The IMPACT clinic was developed collaboratively by an interprofessional team of clinicians, educators, and researchers. Several strategic partnerships were established with local community-based health and social care agencies. The IMPACT practice model () comprises family physicians, a community nurse, a pharmacist, a physiotherapist, an occupational therapist, a dietitian, and a community social worker. In addition, the model is designed to accommodate trainees from each of the various disciplines.
All members of the interprofessional team attended the weekly clinics, which were scheduled for the full day on Fridays. Each member assumed 3 unique roles in the project: 1) as clinician, providing clinical care for patients and families in the weekly interprofessional clinic; 2) as educator, providing information, guidance, and support both to new trainees and to practising clinicians; and 3) as innovator, contributing to the ongoing refinement and evaluation of the interprofessional practice model.
Patients were referred to the IMPACT clinic by their regular family physicians in the Family Practice Unit.
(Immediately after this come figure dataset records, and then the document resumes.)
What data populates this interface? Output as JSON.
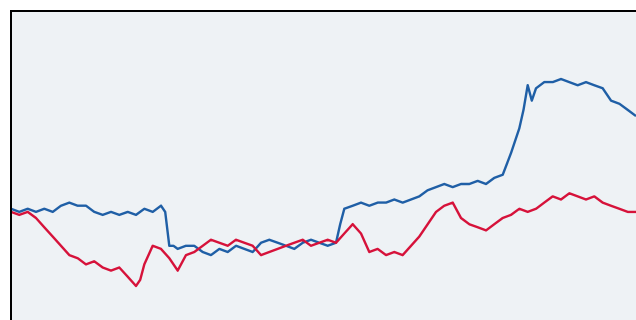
{
  "chart_data": {
    "type": "line",
    "title": "",
    "xlabel": "",
    "ylabel": "",
    "grid": false,
    "legend": "none",
    "xlim": [
      0,
      150
    ],
    "ylim": [
      0,
      100
    ],
    "colors": {
      "background": "#eef2f5",
      "frame": "#000000",
      "blue": "#1f5fa6",
      "red": "#d6123a"
    },
    "series": [
      {
        "color": "#1f5fa6",
        "points": [
          [
            0,
            36
          ],
          [
            2,
            35
          ],
          [
            4,
            36
          ],
          [
            6,
            35
          ],
          [
            8,
            36
          ],
          [
            10,
            35
          ],
          [
            12,
            37
          ],
          [
            14,
            38
          ],
          [
            16,
            37
          ],
          [
            18,
            37
          ],
          [
            20,
            35
          ],
          [
            22,
            34
          ],
          [
            24,
            35
          ],
          [
            26,
            34
          ],
          [
            28,
            35
          ],
          [
            30,
            34
          ],
          [
            32,
            36
          ],
          [
            34,
            35
          ],
          [
            36,
            37
          ],
          [
            37,
            35
          ],
          [
            38,
            24
          ],
          [
            39,
            24
          ],
          [
            40,
            23
          ],
          [
            42,
            24
          ],
          [
            44,
            24
          ],
          [
            46,
            22
          ],
          [
            48,
            21
          ],
          [
            50,
            23
          ],
          [
            52,
            22
          ],
          [
            54,
            24
          ],
          [
            56,
            23
          ],
          [
            58,
            22
          ],
          [
            60,
            25
          ],
          [
            62,
            26
          ],
          [
            64,
            25
          ],
          [
            66,
            24
          ],
          [
            68,
            23
          ],
          [
            70,
            25
          ],
          [
            72,
            26
          ],
          [
            74,
            25
          ],
          [
            76,
            24
          ],
          [
            78,
            25
          ],
          [
            79,
            31
          ],
          [
            80,
            36
          ],
          [
            82,
            37
          ],
          [
            84,
            38
          ],
          [
            86,
            37
          ],
          [
            88,
            38
          ],
          [
            90,
            38
          ],
          [
            92,
            39
          ],
          [
            94,
            38
          ],
          [
            96,
            39
          ],
          [
            98,
            40
          ],
          [
            100,
            42
          ],
          [
            102,
            43
          ],
          [
            104,
            44
          ],
          [
            106,
            43
          ],
          [
            108,
            44
          ],
          [
            110,
            44
          ],
          [
            112,
            45
          ],
          [
            114,
            44
          ],
          [
            116,
            46
          ],
          [
            118,
            47
          ],
          [
            120,
            54
          ],
          [
            122,
            62
          ],
          [
            123,
            68
          ],
          [
            124,
            76
          ],
          [
            125,
            71
          ],
          [
            126,
            75
          ],
          [
            128,
            77
          ],
          [
            130,
            77
          ],
          [
            132,
            78
          ],
          [
            134,
            77
          ],
          [
            136,
            76
          ],
          [
            138,
            77
          ],
          [
            140,
            76
          ],
          [
            142,
            75
          ],
          [
            144,
            71
          ],
          [
            146,
            70
          ],
          [
            148,
            68
          ],
          [
            150,
            66
          ]
        ]
      },
      {
        "color": "#d6123a",
        "points": [
          [
            0,
            35
          ],
          [
            2,
            34
          ],
          [
            4,
            35
          ],
          [
            6,
            33
          ],
          [
            8,
            30
          ],
          [
            10,
            27
          ],
          [
            12,
            24
          ],
          [
            14,
            21
          ],
          [
            16,
            20
          ],
          [
            18,
            18
          ],
          [
            20,
            19
          ],
          [
            22,
            17
          ],
          [
            24,
            16
          ],
          [
            26,
            17
          ],
          [
            28,
            14
          ],
          [
            30,
            11
          ],
          [
            31,
            13
          ],
          [
            32,
            18
          ],
          [
            34,
            24
          ],
          [
            36,
            23
          ],
          [
            38,
            20
          ],
          [
            40,
            16
          ],
          [
            42,
            21
          ],
          [
            44,
            22
          ],
          [
            46,
            24
          ],
          [
            48,
            26
          ],
          [
            50,
            25
          ],
          [
            52,
            24
          ],
          [
            54,
            26
          ],
          [
            56,
            25
          ],
          [
            58,
            24
          ],
          [
            60,
            21
          ],
          [
            62,
            22
          ],
          [
            64,
            23
          ],
          [
            66,
            24
          ],
          [
            68,
            25
          ],
          [
            70,
            26
          ],
          [
            72,
            24
          ],
          [
            74,
            25
          ],
          [
            76,
            26
          ],
          [
            78,
            25
          ],
          [
            80,
            28
          ],
          [
            82,
            31
          ],
          [
            84,
            28
          ],
          [
            86,
            22
          ],
          [
            88,
            23
          ],
          [
            90,
            21
          ],
          [
            92,
            22
          ],
          [
            94,
            21
          ],
          [
            96,
            24
          ],
          [
            98,
            27
          ],
          [
            100,
            31
          ],
          [
            102,
            35
          ],
          [
            104,
            37
          ],
          [
            106,
            38
          ],
          [
            108,
            33
          ],
          [
            110,
            31
          ],
          [
            112,
            30
          ],
          [
            114,
            29
          ],
          [
            116,
            31
          ],
          [
            118,
            33
          ],
          [
            120,
            34
          ],
          [
            122,
            36
          ],
          [
            124,
            35
          ],
          [
            126,
            36
          ],
          [
            128,
            38
          ],
          [
            130,
            40
          ],
          [
            132,
            39
          ],
          [
            134,
            41
          ],
          [
            136,
            40
          ],
          [
            138,
            39
          ],
          [
            140,
            40
          ],
          [
            142,
            38
          ],
          [
            144,
            37
          ],
          [
            146,
            36
          ],
          [
            148,
            35
          ],
          [
            150,
            35
          ]
        ]
      }
    ]
  }
}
The eligibility criteria were as follows: 65 years of age or older; 3 or more chronic diseases requiring monitoring and treatment (or 2 chronic diseases when 1 is frequently unstable); 5 or more long-term medications; a minimum of 1 functional limitation on activities of daily living; and not homebound or institutionalized.
Referred patients were provided in advance with a description of the IMPACT clinic and then invited to attend. Patients were encouraged to bring the following to their appointment: any family members or paid caregivers involved in their care; all of their current medications (both prescription and over-the-counter medications); and a list of their current concerns. Patients were scheduled for an extended appointment (1.5 to 2 hours), during which a diverse range of medical, functional, and psychosocial issues were investigated by the full team.
The IMPACT clinic protocol evolved over time through an ongoing process of interprofessional collaboration and teamwork (). At the visit, the patient and family members were met by the family physician and a family medicine resident. After being introduced to the team, the patient and family were brought to an examination room, where the resident conducted a 20-minute quality-of-life interview that was designed to “unpack” the patient’s circumstances and concerns. This initial interview, which did not involve any physical examinations, was observed by the full team via closed-circuit television. This model allows for real-time information sharing and collaboration among all members of the team. Upon completion of the initial interview, the resident returned to the team for debriefing and discussion.
During each visit, there were 3 formal discussion periods in which the full team assembled to identify patient- and family-centred priorities, to share assessments and insights, and to develop collaborative strategies for care management. At the outset, a facilitator was appointed from within the team to ensure that the clinic remained on track and ran smoothly. Informal discussion in smaller groups occurred routinely throughout the visit. During the first formal discussion period, patient and family priorities and team concerns were discussed and clarified in order to plan the sequence of clinical assessments to follow.
Once the visit plan was in place, members of the team met with the patient and conducted interprofessional assessments. The assessments were typically led by 1 member of the team with participation from 1 or 2 other members, as appropriate, while the rest of the team observed via closed-circuit television. Knowledge and perspectives were continuously being shared among team members and were often incorporated into the assessment of another practitioner from a different discipline. When the assessments had been completed, the team reassembled for the second formal discussion period in order to draft the interprofessional care plan.
Drawing from the interprofessional care plan, a patient-friendly “to-do list” was created for the patient and family to take home. This formed part of the IMPACT information package, which included a complete and up-to-date medication list and other relevant educational information and resources. Any necessary referrals and follow-up appointments were arranged, and these details were included in the information package.
Next, the care plan was finalized in collaboration with the patient and family. The family physician and resident returned to the patient and family to review the care plan with them, as well as the medication list and any other resource materials being provided. The patient and family were encouraged to raise concerns, ask questions, and discuss the specifics of the care plan with the family physician and resident.
At the end of the visit, the team came together for a final debriefing and discussion. During this time, a follow-up plan of care was developed for the family physician, who would resume ongoing care of the patient. The follow-up plan included a list of the issues identified and addressed at the IMPACT visit, as well as any outstanding concerns and a proposed management plan for these concerns that the family physician could refer to at the patient’s next regular family practice appointment.